• La Chambre d'Hôtel

    La chambre d’hôtel


    Ah les déplacements..

    Les chambres d’hôtel retenues par l’agence de voyage de la boîte…

    Ah…les jolis souvenirs que ça fera, et les sujets de conversation inépuisables entre collègues. De celui qui narre sa folle nuit dans un hôtel borgne de Paris, à cet autre que l’on a dirigé vers un claque patenté, ah, les folles nuits de déplacements professionnels.
     Pour moi, une mésaventure hôtelière c’était une chambre pas terrible, bruyante ou limite crade. Mais ce coup-ci ouah !!! J’ai été gâtée.

    D’abord, je trouve relativement facilement, ça aurait dû me mettre la puce à l’oreille.
     Au début, je ne prête guère attention au lit qui s’enfonce, un peu mou, un peu…
    Donc je me couche les draps sont propres, enfin plus que le plafond qui semble en avoir assez de l’altitude et être désireux de changer d’orientation professionnelle : «  et pourquoi pas le sol ? » semble–t-il me demander.
    « Oui, pourquoi pas » songez-vous l’œil aux aguets.

    Donc, je m’allonge et ferme les yeux en quête de cette douce lassitude qui mène à l’oubli réparateur.

    Un vrombissement incessant me gène, me dérange.
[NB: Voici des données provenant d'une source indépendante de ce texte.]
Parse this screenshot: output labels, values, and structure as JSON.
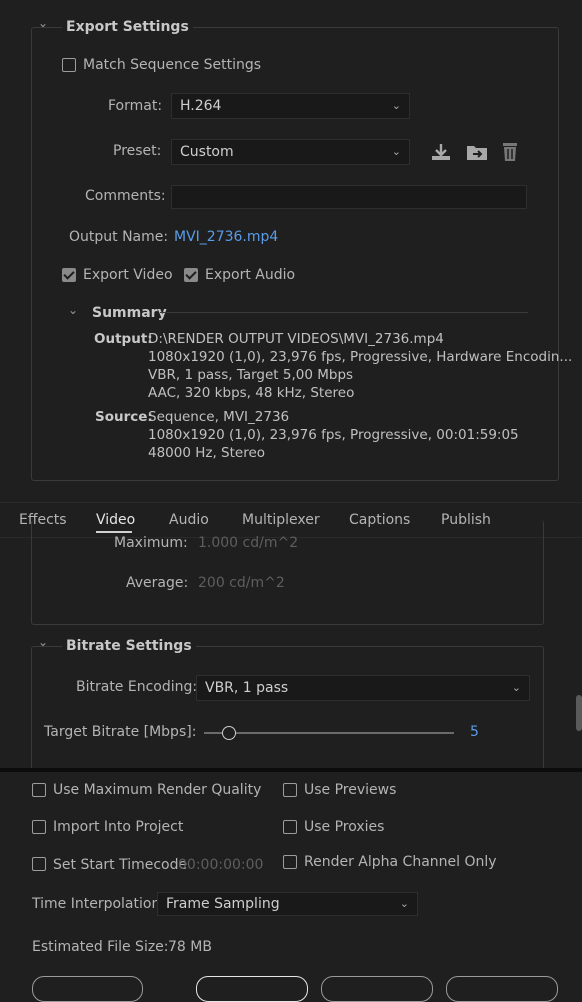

Qu’est-ce ? C’est quoi ce bruit ? Oh mais c’est une très bonne nouvelle. Ce bruit c’est la certitude que je ne serai pas en retard à la formation du lendemain. Ce bruit, c’est le métro parisien : il arrête à minuit et reprend à six heures, cool !!
     Avec beaucoup de volonté je parviens au dodo. C’est alors que le matelas, tel un sable mouvant, se creuse m’obligeant à une intéressante euh…remise en question ??

    Profitant de mon demi sommeil, les ressorts en rang par quatre impriment la marque de leur passage sur mon dos, mes épaules, mon fessier. La toile à matelas ne voulant pas être en reste, se déploie, de droite et de gauche, en se creusant de plus en plus vers l’intérieur.

    Pour ce matelas démoniaque c’est l’heure de son dîner, il se sent prêt à engloutir sa proie.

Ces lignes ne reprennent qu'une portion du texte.